Finishing N1 grammar and learning 6000 words I see as the final deadline to start immersing. I might immerse after certain milestones, such as completing N5, N4 and so on. At appropriate levels.

That sounds like doing things in the wrong order.
The best method I’ve used for building a larger vocabulary is actually reading and watching / listening to native Japanese material. Much easier to stay in my memory if I can connect it to a piece of media I’ve consumed, rather than only some vocab card on an SRS app (but I still use Bunpro and Wanikani). And if you immerse in Japanese everyday it essentially becomes like an SRS, but actually enjoyable.

Your method kind of seems like the equivalent of learning how to become a proficient swimmer, before entering the water.
You’ll probably learn much faster if you put yourself in the environment you’re training to be in, as soon as possible.

4 Likes

Can I do it like this:

  1. Do the daily load of Anki cards from Core 2k/6k.
  2. Do the daily dose of grammar on Bunpro.
  3. Sentence mine unknown vocabulary.
1 Like

That’s a doable way to go about it. I started reading simpler manga with N5 grammar and a few hundred words vocabulary and novels with N4 grammar and a thousand or two or so vocabulary, it wasn’t easy but you get better by doing.

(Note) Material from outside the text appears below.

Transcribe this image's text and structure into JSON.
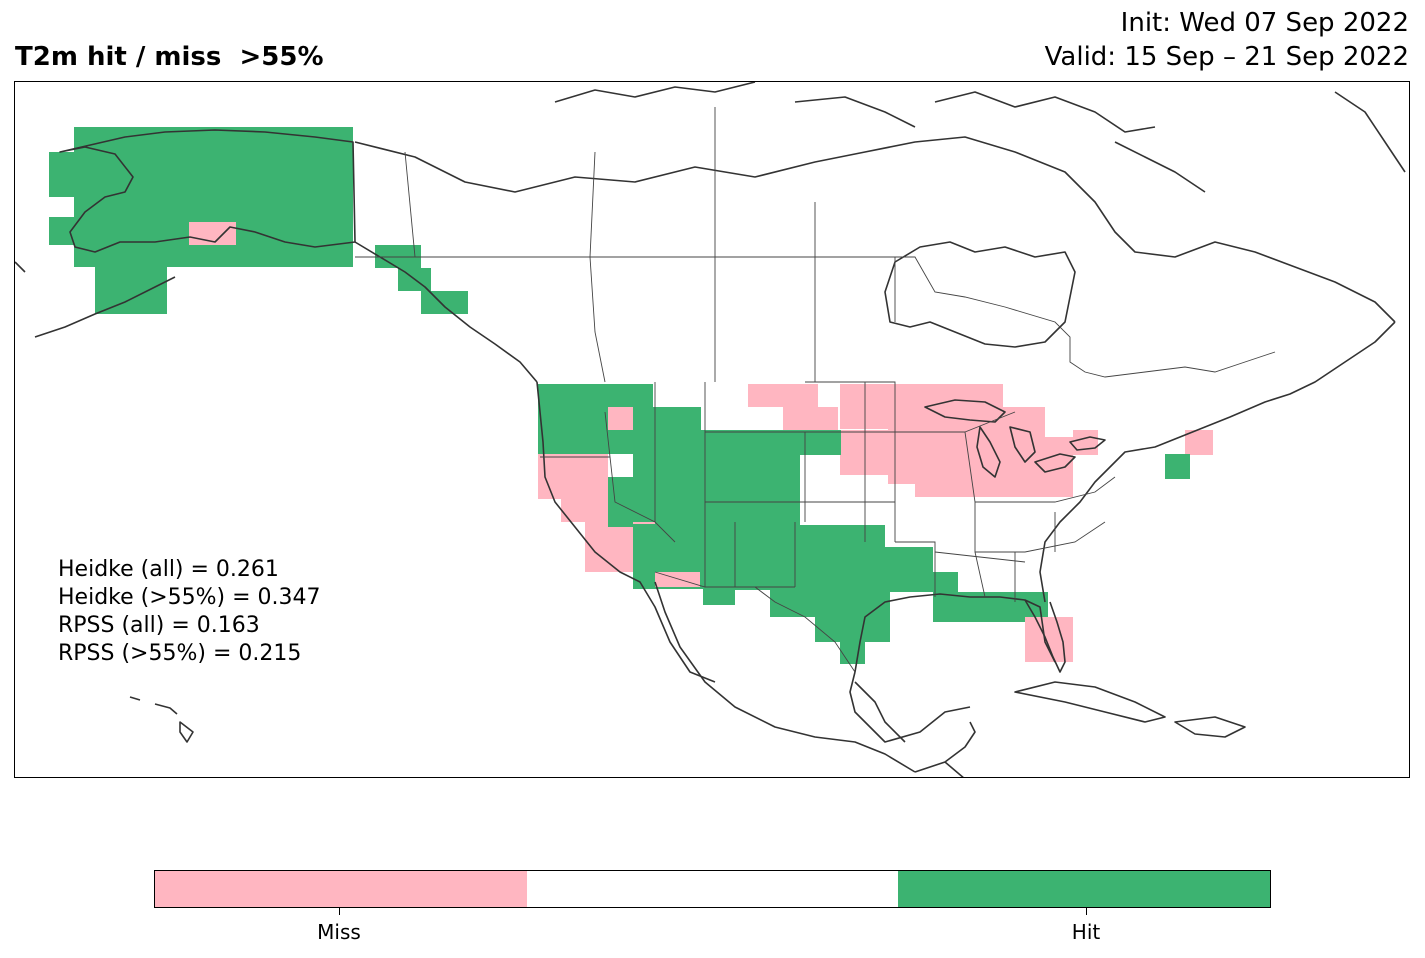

You don’t need to plan your entire journey yet, I just winged it as I went by trying things out. Shoujo romance manga or slice of life anime are usually somewhat on the lower difficulty spectrum. You’ll probaby get caught off guard by colloqiual slang that you haven’t studied, but that’s one way to learn it.

Definitely start immersing sooner rather than later. Just need to adjust the difficulty here and there and hope to understand some of it, then most of it, and no need to worry if there is something you don’t understand in the beginning. Just keep going if you can’t figure it out yet, you’ll probably get to it eventually.

One of the most crucial thing with immersion is that it actually helps reduce your review workload because you actually reinforce what you’ve studied so you won’t forget it so easily. Reviews will be easier and faster the more you’ve immersed and come across a word.

Let’s say that I’ll start mining soon. What if I will find a word I don’t know, but the Core 2k/6k contains it but later in the pile of cards?

As for the words that the deck does not have, I assume I just put them in my mining deck. I already came across ささ that the Core 2k/6k had only in a sentence.

You can reposition a card so its on the top of the pile if you want to prioritize it immediately, I have 14k *new mined cards I’ve yet to go through that sadly grows faster than I can work through it. My strategy here is to simply just read and if I try to mine a card I’ve already mined I put it on top of the pile and assume the most common words will be on top of the pile most of the time, though I don’t know how the kaishi1.6k or 2k/6k decks are ordered in terms of difficulty, you may as well just do nothing and wait until it arrives eventually unless it’s a word you keep seeing and forgetting in which case you should prioritize it to save lookup time.

If a word already in the starter deck you’re using you don’t need to mine it again of course. If it’s only in a sentence but not a word you’re being tested on, mine it.

Right now I am using both. It can be more work if you are not careful.

I am using Bunpro to learn grammar and vocabulary and it fits very nicely with so many example sentences where I can practice both points. 5 new vocabulary entries every day.

I am using Anki mainly for learning kanji with 3 new entires every day. At some point both apps end up overlapping some entries but it ends up working nicely. I use it as a reinforcement.

I struggle with some kanji even if I already understood the word so this way I feel like I am progressing more.